Seuss for the teenage mind
I was just reading an article about Dr. Seuss and the creation of "The Cat in the Hat". This paragraph stuck out to me: "In a 1954 article in Life magazine, Pulitzer Prize-winning author John Hersey claimed that Johnny couldn't read because the Dick and Jane primers omnipresent in American schools were boring. Hersey challenged Dr. Seuss (who had already published nine children's books) and other authors to write an alternative reading primer that first graders wouldn't be able to put down."
Immediately I thought, And what about high school students? Don't they have the right to read books that aren't boring? There's little comparison between the banal Dick and Jane books and the renowned classics that make up a high school English class curriculm. But still, I find a correlation. Dick and Jane were the unquestioned reading material of elementary schools for years until people started to say, hey, wait a minute, why can't we have other choices?

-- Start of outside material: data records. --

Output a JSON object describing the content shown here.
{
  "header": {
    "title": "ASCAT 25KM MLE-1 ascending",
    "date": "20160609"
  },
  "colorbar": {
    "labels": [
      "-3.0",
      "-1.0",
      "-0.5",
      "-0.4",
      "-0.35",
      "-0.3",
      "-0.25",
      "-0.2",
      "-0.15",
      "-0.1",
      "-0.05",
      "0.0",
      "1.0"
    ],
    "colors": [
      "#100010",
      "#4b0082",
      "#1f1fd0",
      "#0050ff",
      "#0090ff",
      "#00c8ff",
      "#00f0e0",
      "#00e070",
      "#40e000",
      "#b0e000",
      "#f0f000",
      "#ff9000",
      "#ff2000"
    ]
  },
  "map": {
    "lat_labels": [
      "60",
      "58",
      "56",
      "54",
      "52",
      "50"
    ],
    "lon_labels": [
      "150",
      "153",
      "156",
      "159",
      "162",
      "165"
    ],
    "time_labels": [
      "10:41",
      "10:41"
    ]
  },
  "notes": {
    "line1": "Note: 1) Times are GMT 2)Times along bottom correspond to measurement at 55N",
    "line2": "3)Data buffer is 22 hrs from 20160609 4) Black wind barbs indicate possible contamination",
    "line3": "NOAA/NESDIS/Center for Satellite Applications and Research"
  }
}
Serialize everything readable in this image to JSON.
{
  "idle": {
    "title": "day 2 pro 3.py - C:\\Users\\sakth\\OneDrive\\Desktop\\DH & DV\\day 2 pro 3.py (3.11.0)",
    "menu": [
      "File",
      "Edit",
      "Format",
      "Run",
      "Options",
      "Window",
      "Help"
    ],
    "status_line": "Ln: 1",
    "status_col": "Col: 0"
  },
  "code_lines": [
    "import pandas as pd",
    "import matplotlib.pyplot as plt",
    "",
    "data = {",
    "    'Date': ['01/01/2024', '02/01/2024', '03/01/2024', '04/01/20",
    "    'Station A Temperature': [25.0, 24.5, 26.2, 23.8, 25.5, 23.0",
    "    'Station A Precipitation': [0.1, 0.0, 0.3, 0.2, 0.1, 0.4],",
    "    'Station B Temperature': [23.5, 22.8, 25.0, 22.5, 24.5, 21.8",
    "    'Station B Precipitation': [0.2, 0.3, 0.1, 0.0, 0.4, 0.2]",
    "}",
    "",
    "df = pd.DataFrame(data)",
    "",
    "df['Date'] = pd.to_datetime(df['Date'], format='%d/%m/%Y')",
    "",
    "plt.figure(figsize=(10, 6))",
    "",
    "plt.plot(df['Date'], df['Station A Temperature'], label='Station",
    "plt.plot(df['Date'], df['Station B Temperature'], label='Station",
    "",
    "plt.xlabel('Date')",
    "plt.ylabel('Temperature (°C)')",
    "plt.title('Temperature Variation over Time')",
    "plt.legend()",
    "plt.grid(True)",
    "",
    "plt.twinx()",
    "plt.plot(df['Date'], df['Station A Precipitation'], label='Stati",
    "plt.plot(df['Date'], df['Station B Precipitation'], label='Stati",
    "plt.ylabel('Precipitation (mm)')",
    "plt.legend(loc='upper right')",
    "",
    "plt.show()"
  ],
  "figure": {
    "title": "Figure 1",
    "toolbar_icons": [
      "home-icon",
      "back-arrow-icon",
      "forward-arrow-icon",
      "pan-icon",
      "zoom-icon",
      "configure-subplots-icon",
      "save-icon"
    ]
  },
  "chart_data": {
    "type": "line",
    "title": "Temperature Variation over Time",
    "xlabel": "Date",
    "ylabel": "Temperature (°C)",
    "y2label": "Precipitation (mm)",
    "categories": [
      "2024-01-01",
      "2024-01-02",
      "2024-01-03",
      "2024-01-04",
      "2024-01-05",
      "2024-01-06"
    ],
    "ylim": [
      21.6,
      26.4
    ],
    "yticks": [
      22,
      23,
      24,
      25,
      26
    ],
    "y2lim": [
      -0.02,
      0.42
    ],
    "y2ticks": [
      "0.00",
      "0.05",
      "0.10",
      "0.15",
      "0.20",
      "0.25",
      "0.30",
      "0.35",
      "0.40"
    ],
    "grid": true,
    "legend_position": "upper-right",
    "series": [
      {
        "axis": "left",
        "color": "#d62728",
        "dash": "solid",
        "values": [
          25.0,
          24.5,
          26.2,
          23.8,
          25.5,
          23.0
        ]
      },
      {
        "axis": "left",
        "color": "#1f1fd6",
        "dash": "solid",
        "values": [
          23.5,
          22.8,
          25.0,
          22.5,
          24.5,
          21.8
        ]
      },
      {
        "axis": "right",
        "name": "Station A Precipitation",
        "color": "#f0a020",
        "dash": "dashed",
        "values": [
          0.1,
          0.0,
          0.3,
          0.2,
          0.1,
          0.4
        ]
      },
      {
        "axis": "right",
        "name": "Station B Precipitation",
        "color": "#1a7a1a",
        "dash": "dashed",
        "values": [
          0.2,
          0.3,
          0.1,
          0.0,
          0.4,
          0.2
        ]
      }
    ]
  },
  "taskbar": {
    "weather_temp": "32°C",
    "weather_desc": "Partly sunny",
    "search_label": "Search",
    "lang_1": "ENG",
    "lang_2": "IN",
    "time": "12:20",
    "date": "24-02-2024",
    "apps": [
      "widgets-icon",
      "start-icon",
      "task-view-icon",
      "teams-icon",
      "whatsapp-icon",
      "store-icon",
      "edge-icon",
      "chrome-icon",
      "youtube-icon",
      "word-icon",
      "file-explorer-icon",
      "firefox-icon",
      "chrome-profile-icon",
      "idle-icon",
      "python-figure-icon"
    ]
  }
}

Literacy at the high school level is very much threatened. Wouldn't it also make a difference to have stories that capture the older reader's interest? Although "Death of a Salesman" and Moby Dick are American classics and tremendous literary accomplishments, I don't know any teens who read them for class and just couldn't put them down. Frankly, I don't know one in thirty teens who when assigned them actually finish them. It could be argued that when the likes of Hemingway and Steinbeck and Hawthorne were assigned to high school English classes, they were the undisputed best books out there. But now there are so many more choices. Again I cry, why not offer teens some variety? Why not put some living authors on the list as well? Some stories with main characters a teenager today can relate to? Some genres besides "classic"? Some kickbutt stories that keep you turning pages while still offering quality writing and endless discussion topics? Why can't teenagers today, like the first graders in 1954, be offered books in school that they won't be able to put down?
Am I beating a dead horse? Sorry, horsey.